Wednesday, May 15, 2013

Tiny Mr. M.

I've been staying home mostly full-time with Little Mama since she was born. I've loved almost every minute of it, but it has been very challenging. Currently I'm working a part-time gig at a community agency that provides early childhood education. I work in the administrative office as an Admin. Assistant. Its been fun to employ my mind in things that don't have to do with a tiny tot all the time, but I can't help feeling a longing to be with Little Mama. I can't imagine working full time, and I've always known that this part-time job was a temporary arrangement. The goal is for me to be a full-time stay at home mama, and it appears that come the end of this month my wishes will come true. 

For one, Little Mama needs her mami to be home with her and the second reason: This Mama is expecting a Tiny Mr. M.! Due date is somewhere around the third week of September. 


Our plan was for me to stop working at the end of June, and enjoy the last two months of being a parent to only one child before the second graces us with his presence. But our agency gave me an unexpected surprise when it was announced that there would be a major restructuring and they would be shutting down our office. Bam! Instant stay at home status :) Love it! 

Don't get me wrong, it's going to be a bit of a stretch financially, but I'm confident that everything will work out well. If nothing, being financially stretched will help us be better spenders! (at least that's my hope, people! But I have been wrong in the past so we will see how it all pans out).

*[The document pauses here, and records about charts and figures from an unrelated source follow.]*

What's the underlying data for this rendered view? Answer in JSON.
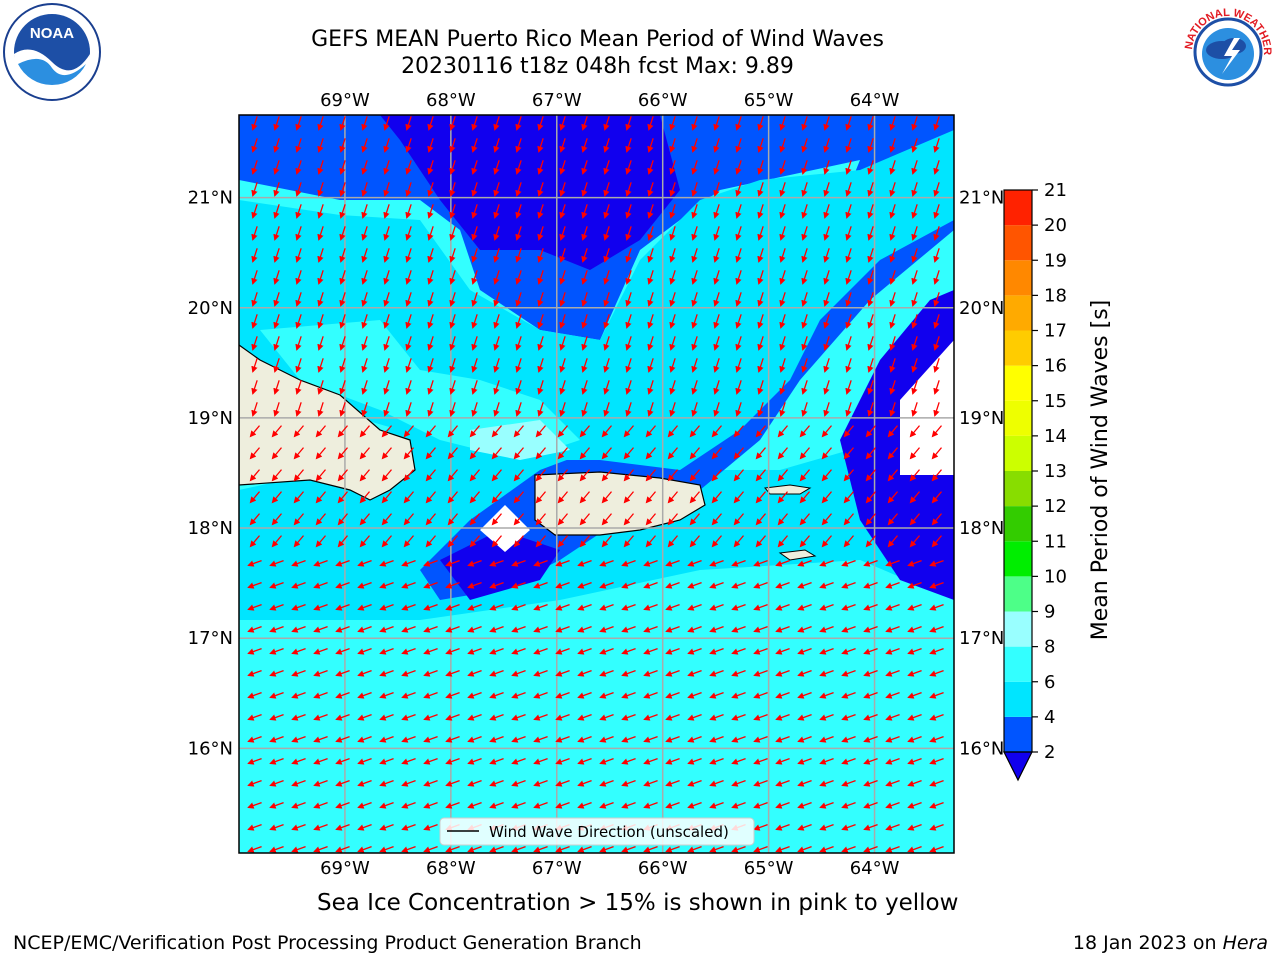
{
  "title": {
    "line1": "GEFS MEAN Puerto Rico Mean Period of Wind Waves",
    "line2": "20230116 t18z 048h fcst   Max: 9.89"
  },
  "map": {
    "lon_labels": [
      "69°W",
      "68°W",
      "67°W",
      "66°W",
      "65°W",
      "64°W"
    ],
    "lat_labels": [
      "21°N",
      "20°N",
      "19°N",
      "18°N",
      "17°N",
      "16°N"
    ],
    "lon_range": [
      -70.0,
      -63.25
    ],
    "lat_range": [
      15.05,
      21.75
    ],
    "legend_label": "Wind Wave Direction (unscaled)",
    "vector_color": "#ff0000",
    "land_color": "#eeeedd"
  },
  "colorbar": {
    "label": "Mean Period of Wind Waves [s]",
    "ticks": [
      "2",
      "4",
      "6",
      "8",
      "9",
      "10",
      "11",
      "12",
      "13",
      "14",
      "15",
      "16",
      "17",
      "18",
      "19",
      "20",
      "21"
    ],
    "colors": [
      "#0055ff",
      "#00e5ff",
      "#33ffff",
      "#99ffff",
      "#4dff88",
      "#00ee00",
      "#33cc00",
      "#88dd00",
      "#ccff00",
      "#eeff00",
      "#ffff00",
      "#ffcc00",
      "#ffaa00",
      "#ff8800",
      "#ff5500",
      "#ff2200"
    ],
    "under_color": "#1100ee"
  },
  "caption": "Sea Ice Concentration > 15% is shown in pink to yellow",
  "credits": {
    "left": "NCEP/EMC/Verification Post Processing Product Generation Branch",
    "right_date": "18 Jan 2023 on ",
    "right_host": "Hera"
  },
  "logos": {
    "noaa_text": "NOAA",
    "nws_text": "NATIONAL WEATHER SERVICE"
  }
}
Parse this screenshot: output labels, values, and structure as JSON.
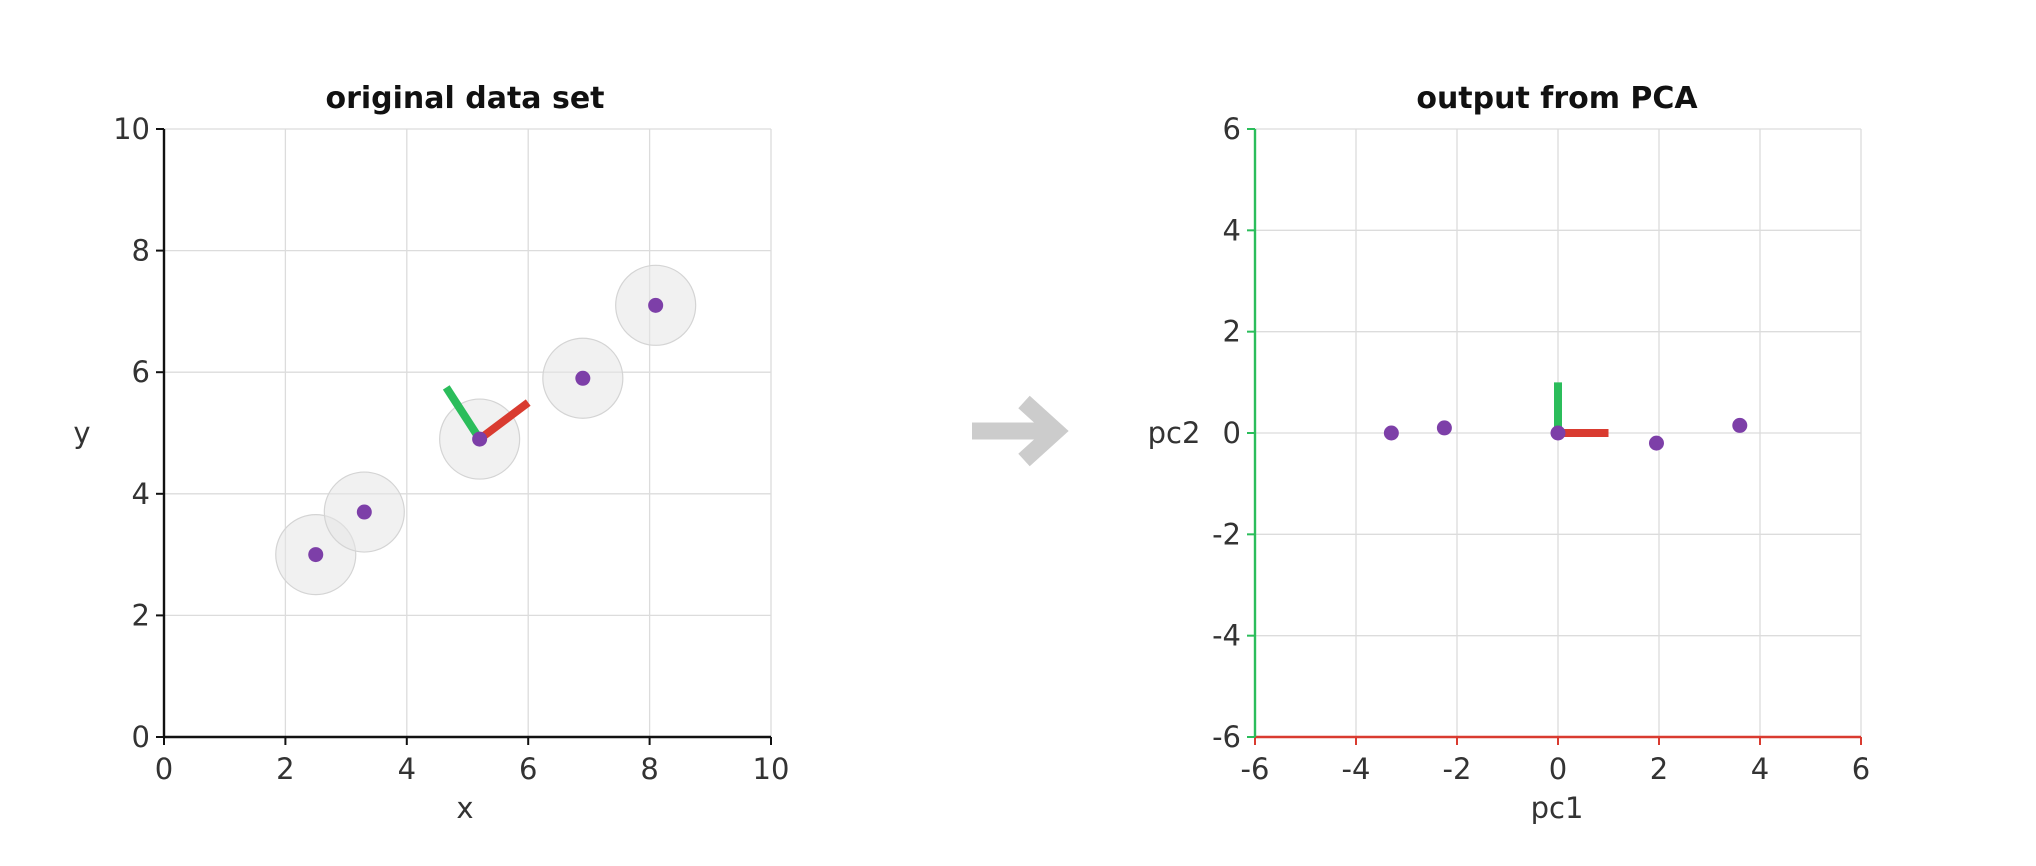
{
  "chart_data": [
    {
      "type": "scatter",
      "title": "original data set",
      "xlabel": "x",
      "ylabel": "y",
      "xlim": [
        0,
        10
      ],
      "ylim": [
        0,
        10
      ],
      "xticks": [
        "0",
        "2",
        "4",
        "6",
        "8",
        "10"
      ],
      "yticks": [
        "0",
        "2",
        "4",
        "6",
        "8",
        "10"
      ],
      "grid": true,
      "points": [
        {
          "x": 2.5,
          "y": 3.0
        },
        {
          "x": 3.3,
          "y": 3.7
        },
        {
          "x": 5.2,
          "y": 4.9
        },
        {
          "x": 6.9,
          "y": 5.9
        },
        {
          "x": 8.1,
          "y": 7.1
        }
      ],
      "components": [
        {
          "name": "pc1",
          "x1": 5.2,
          "y1": 4.9,
          "x2": 6.0,
          "y2": 5.5,
          "color": "#d93b30"
        },
        {
          "name": "pc2",
          "x1": 5.2,
          "y1": 4.9,
          "x2": 4.65,
          "y2": 5.75,
          "color": "#2bbd5b"
        }
      ]
    },
    {
      "type": "scatter",
      "title": "output from PCA",
      "xlabel": "pc1",
      "ylabel": "pc2",
      "xlim": [
        -6,
        6
      ],
      "ylim": [
        -6,
        6
      ],
      "xticks": [
        "-6",
        "-4",
        "-2",
        "0",
        "2",
        "4",
        "6"
      ],
      "yticks": [
        "-6",
        "-4",
        "-2",
        "0",
        "2",
        "4",
        "6"
      ],
      "grid": true,
      "points": [
        {
          "x": -3.3,
          "y": 0.0
        },
        {
          "x": -2.25,
          "y": 0.1
        },
        {
          "x": 0.0,
          "y": 0.0
        },
        {
          "x": 1.95,
          "y": -0.2
        },
        {
          "x": 3.6,
          "y": 0.15
        }
      ],
      "components": [
        {
          "name": "pc1",
          "x1": 0,
          "y1": 0,
          "x2": 1.0,
          "y2": 0,
          "color": "#d93b30"
        },
        {
          "name": "pc2",
          "x1": 0,
          "y1": 0,
          "x2": 0,
          "y2": 1.0,
          "color": "#2bbd5b"
        }
      ]
    }
  ],
  "colors": {
    "point": "#7d3fa8",
    "halo": "#e6e6e6",
    "pc1": "#d93b30",
    "pc2": "#2bbd5b",
    "arrow": "#cccccc",
    "axis": "#111111"
  },
  "transition_icon": "right-arrow-icon"
}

So this Tiny Mr. M. is gonna join us in Septemeber, and we couldn't be more excited. 

I've been taking a few weekly belly update photos, enjoy:







I am beyond the moon that I get to be a mama to both a girl and a boy. I've already been looking for creative little boy outfit inspiration. The last thing I want my little mr. to be wearing is t-shirt and sweats all the time. Its going to be hard to resist some of the cuteness I've found lately.

So a new adventure begins! Oh, its gonna be a fun one :)

Thursday, May 9, 2013

Little Mama turns 2!

A few weeks ago Little Mama turned 2! As we came closer to the day, I proclaimed to anyone who would listen that I was so over planning a big party for a little munchkin who would have no personal memory of the event. But if you know me even a little bit, you know that I LOVE to plan things, especially parties. Which I have to admit is kind of strange, being that I'm a total introvert and very much dislike large groups of people where I have to mingle and pretend I'm not completely awkward. 
So here we were a few months near the big day and I was knee deep in rainbow colored pompom garlands, pin wheel decorations and my personal favorite a look-alike doll and outfit for Little Mama. Halfway through the preparations I wondered why many mothers do this when their kids won't even remember. Its silly really, but I'm not going to lie its so much fun for me. So I guess that's my answer, its because I enjoy the process :)



The big day came and we were pretty much ready; the sun was shining and the grill was ready. There is no party that can happen at our house without the grill and a good Carne Asada.




Oh, and let me not forget the bounce house. I told Mr. M. he was in charge of the activities for the kids and he quickly announced he was going to rent a bounce house. 


I was a bit mortified, as I've frequently joked about how silly they are, but decided I'd just go along with it. The kids loved it of course, and I didn't mind the whole neighborhood thinking there was a carnival happening at our house. 




 It was a very fun day, despite the 25mph wind gusts; a day of spending time with friends, enjoying delicious food, partaking in two cakes, and lots of snacks. 





The kids bounced till their hearts were content (or at least most did. Little Mama was so sad when they took the bouncy house away, she almost cried. After all the kids left, she even got both her grandpas and Mr. M. to bounce with her for an hour or so. Let me tell you, the kid slept through the night for the first time in a while, and I'm sure the men did too. 


I'm not going to deny that throwing this kind of party makes me feel like we are spoiling Little Mama a bit. It makes me think that she will grow up to be a little brat who thinks she is entitled to whatever her little heart desires. This may or may not happen, but not because of a party once a year. Its about the lifestyle we live.




I've been thinking of all the ways I can model the intanbigles I want her to grow up storing in her heart. Like having the ability to see her privilege and being called to a life of giving (love and all the material things she has accessable to her). We try throughout the year to show her ways to love others and are starting traditions during important dates (like Christmas and Easter) to help her and ourselves look beyond our own wants to see the real needs of others. I think the culture of self-indulgence that is so prevalent in our society (and in humanity to be perfectly honest) scares me more than I can describe, but at the same time I know that living in fear of Little Mama becoming someone completely selfish is not healthy. 






I know that if we all look to our Creator for a deeper purpose and sense of belonging we will all grow up to be a positive part of our world. I have hope for this little person because I know our Maker will always surround her with Truth and Love.

Happy Birthday Little Mama! You are our most incredible gift, and we love you to the end of time. You are a determined and adventurous little person, who I know will grow up to be incredible, caring, and a sunbeam to this world. Because to tell you the truth, you are already all of these things and more.